Senior author Melanie J. Davies, MD, and fellow investigators analyzed 34 randomized, controlled trials (21,126 participants; ≥24 weeks of follow-up) of albiglutide, dulaglutide, once-weekly exenatide, semaglutide, and taspoglutide. They found that all once-weekly GLP-1RAs reduced HbA1c and fasting plasma glucose, when compared with placebo. Compared with other once-weekly GLP-1RAs, dulaglutide (1.5 mg), once-weekly exenatide, and taspoglutide (20 mg) showed a greater reduction of HbA1c levels, fasting plasma glucose levels, and body weight.
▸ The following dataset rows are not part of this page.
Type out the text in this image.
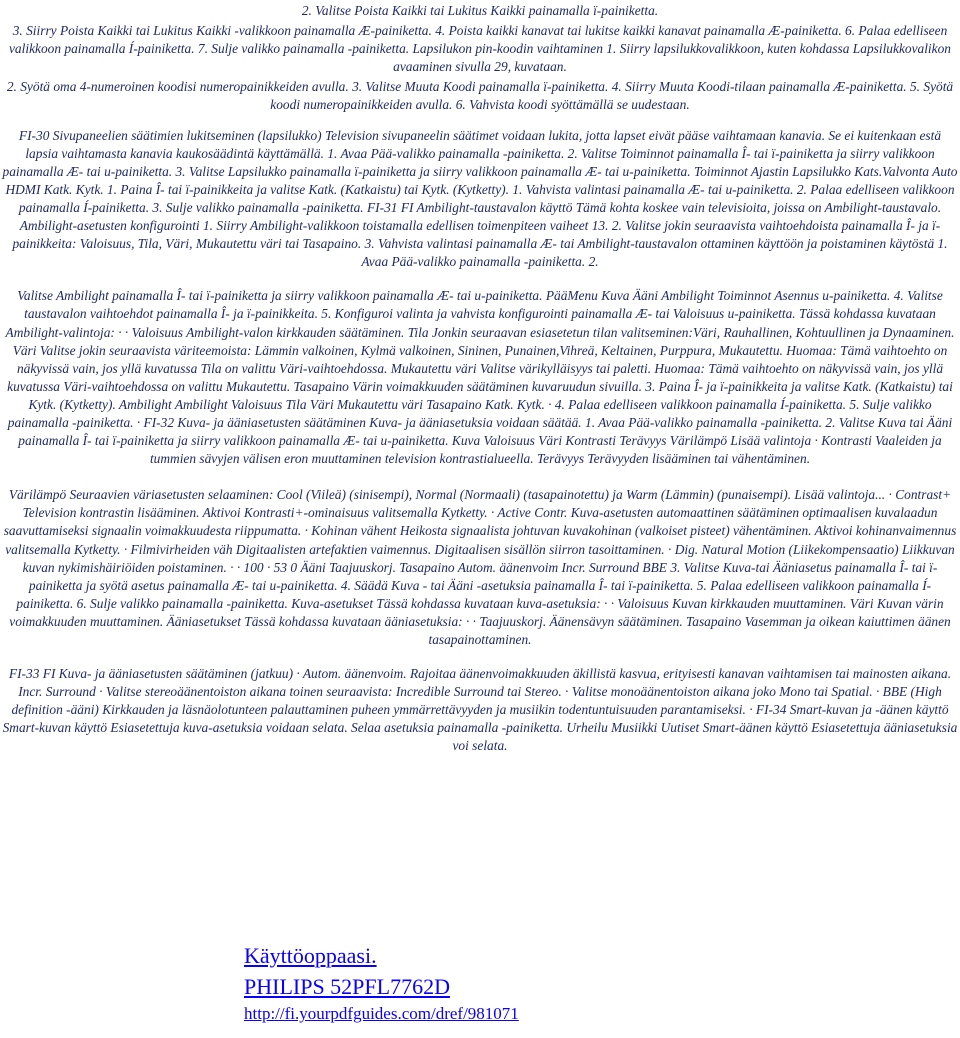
2. Valitse Poista Kaikki tai Lukitus Kaikki painamalla ï-painiketta.

3. Siirry Poista Kaikki tai Lukitus Kaikki -valikkoon painamalla Æ-painiketta. 4. Poista kaikki kanavat tai lukitse kaikki kanavat painamalla Æ-painiketta. 6. Palaa edelliseen valikkoon painamalla Í-painiketta. 7. Sulje valikko painamalla -painiketta. Lapsilukon pin-koodin vaihtaminen 1. Siirry lapsilukkovalikkoon, kuten kohdassa Lapsilukkovalikon avaaminen sivulla 29, kuvataan.

2. Syötä oma 4-numeroinen koodisi numeropainikkeiden avulla. 3. Valitse Muuta Koodi painamalla ï-painiketta. 4. Siirry Muuta Koodi-tilaan painamalla Æ-painiketta. 5. Syötä koodi numeropainikkeiden avulla. 6. Vahvista koodi syöttämällä se uudestaan.

FI-30 Sivupaneelien säätimien lukitseminen (lapsilukko) Television sivupaneelin säätimet voidaan lukita, jotta lapset eivät pääse vaihtamaan kanavia. Se ei kuitenkaan estä lapsia vaihtamasta kanavia kaukosäädintä käyttämällä. 1. Avaa Pää-valikko painamalla -painiketta. 2. Valitse Toiminnot painamalla Î- tai ï-painiketta ja siirry valikkoon painamalla Æ- tai u-painiketta. 3. Valitse Lapsilukko painamalla ï-painiketta ja siirry valikkoon painamalla Æ- tai u-painiketta. Toiminnot Ajastin Lapsilukko Kats.Valvonta Auto HDMI Katk. Kytk. 1. Paina Î- tai ï-painikkeita ja valitse Katk. (Katkaistu) tai Kytk. (Kytketty). 1. Vahvista valintasi painamalla Æ- tai u-painiketta. 2. Palaa edelliseen valikkoon painamalla Í-painiketta. 3. Sulje valikko painamalla -painiketta. FI-31 FI Ambilight-taustavalon käyttö Tämä kohta koskee vain televisioita, joissa on Ambilight-taustavalo. Ambilight-asetusten konfigurointi 1. Siirry Ambilight-valikkoon toistamalla edellisen toimenpiteen vaiheet 13. 2. Valitse jokin seuraavista vaihtoehdoista painamalla Î- ja ï-painikkeita: Valoisuus, Tila, Väri, Mukautettu väri tai Tasapaino. 3. Vahvista valintasi painamalla Æ- tai Ambilight-taustavalon ottaminen käyttöön ja poistaminen käytöstä 1. Avaa Pää-valikko painamalla -painiketta. 2.

Valitse Ambilight painamalla Î- tai ï-painiketta ja siirry valikkoon painamalla Æ- tai u-painiketta. PääMenu Kuva Ääni Ambilight Toiminnot Asennus u-painiketta. 4. Valitse taustavalon vaihtoehdot painamalla Î- ja ï-painikkeita. 5. Konfiguroi valinta ja vahvista konfigurointi painamalla Æ- tai Valoisuus u-painiketta. Tässä kohdassa kuvataan Ambilight-valintoja: · · Valoisuus Ambilight-valon kirkkauden säätäminen. Tila Jonkin seuraavan esiasetetun tilan valitseminen:Väri, Rauhallinen, Kohtuullinen ja Dynaaminen. Väri Valitse jokin seuraavista väriteemoista: Lämmin valkoinen, Kylmä valkoinen, Sininen, Punainen,Vihreä, Keltainen, Purppura, Mukautettu. Huomaa: Tämä vaihtoehto on näkyvissä vain, jos yllä kuvatussa Tila on valittu Väri-vaihtoehdossa. Mukautettu väri Valitse värikylläisyys tai paletti. Huomaa: Tämä vaihtoehto on näkyvissä vain, jos yllä kuvatussa Väri-vaihtoehdossa on valittu Mukautettu. Tasapaino Värin voimakkuuden säätäminen kuvaruudun sivuilla. 3. Paina Î- ja ï-painikkeita ja valitse Katk. (Katkaistu) tai Kytk. (Kytketty). Ambilight Ambilight Valoisuus Tila Väri Mukautettu väri Tasapaino Katk. Kytk. · 4. Palaa edelliseen valikkoon painamalla Í-painiketta. 5. Sulje valikko painamalla -painiketta. · FI-32 Kuva- ja ääniasetusten säätäminen Kuva- ja ääniasetuksia voidaan säätää. 1. Avaa Pää-valikko painamalla -painiketta. 2. Valitse Kuva tai Ääni painamalla Î- tai ï-painiketta ja siirry valikkoon painamalla Æ- tai u-painiketta. Kuva Valoisuus Väri Kontrasti Terävyys Värilämpö Lisää valintoja · Kontrasti Vaaleiden ja tummien sävyjen välisen eron muuttaminen television kontrastialueella. Terävyys Terävyyden lisääminen tai vähentäminen.

Värilämpö Seuraavien väriasetusten selaaminen: Cool (Viileä) (sinisempi), Normal (Normaali) (tasapainotettu) ja Warm (Lämmin) (punaisempi). Lisää valintoja... · Contrast+ Television kontrastin lisääminen. Aktivoi Kontrasti+-ominaisuus valitsemalla Kytketty. · Active Contr. Kuva-asetusten automaattinen säätäminen optimaalisen kuvalaadun saavuttamiseksi signaalin voimakkuudesta riippumatta. · Kohinan vähent Heikosta signaalista johtuvan kuvakohinan (valkoiset pisteet) vähentäminen. Aktivoi kohinanvaimennus valitsemalla Kytketty. · Filmivirheiden väh Digitaalisten artefaktien vaimennus. Digitaalisen sisällön siirron tasoittaminen. · Dig. Natural Motion (Liikekompensaatio) Liikkuvan kuvan nykimishäiriöiden poistaminen. · · 100 · 53 0 Ääni Taajuuskorj. Tasapaino Autom. äänenvoim Incr. Surround BBE 3. Valitse Kuva-tai Ääniasetus painamalla Î- tai ï-painiketta ja syötä asetus painamalla Æ- tai u-painiketta. 4. Säädä Kuva - tai Ääni -asetuksia painamalla Î- tai ï-painiketta. 5. Palaa edelliseen valikkoon painamalla Í-painiketta. 6. Sulje valikko painamalla -painiketta. Kuva-asetukset Tässä kohdassa kuvataan kuva-asetuksia: · · Valoisuus Kuvan kirkkauden muuttaminen. Väri Kuvan värin voimakkuuden muuttaminen. Ääniasetukset Tässä kohdassa kuvataan ääniasetuksia: · · Taajuuskorj. Äänensävyn säätäminen. Tasapaino Vasemman ja oikean kaiuttimen äänen tasapainottaminen.

FI-33 FI Kuva- ja ääniasetusten säätäminen (jatkuu) · Autom. äänenvoim. Rajoitaa äänenvoimakkuuden äkillistä kasvua, erityisesti kanavan vaihtamisen tai mainosten aikana. Incr. Surround · Valitse stereoäänentoiston aikana toinen seuraavista: Incredible Surround tai Stereo. · Valitse monoäänentoiston aikana joko Mono tai Spatial. · BBE (High definition -ääni) Kirkkauden ja läsnäolotunteen palauttaminen puheen ymmärrettävyyden ja musiikin todentuntuisuuden parantamiseksi. · FI-34 Smart-kuvan ja -äänen käyttö Smart-kuvan käyttö Esiasetettuja kuva-asetuksia voidaan selata. Selaa asetuksia painamalla -painiketta. Urheilu Musiikki Uutiset Smart-äänen käyttö Esiasetettuja ääniasetuksia voi selata.

Käyttöoppaasi.
PHILIPS 52PFL7762D
http://fi.yourpdfguides.com/dref/981071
Taspoglutide, once-weekly exenatide, and dulaglutide reduced body weight, when compared with placebo.
Among the drugs, differences found in blood pressure, blood lipid levels, and C-reactive protein levels were clinically insignificant. Once-weekly exenatide increased heart rate, compared with albiglutide and dulaglutide (1.4 to 3.2 beats/min). Taspoglutide had the highest risk for nausea. The risk for hypoglycemia among the once-weekly GLP-1RAs studied was similar.
The study was limited by poor data on semaglutide, and the definitions of outcomes varied among the trials in the analysis, the authors said.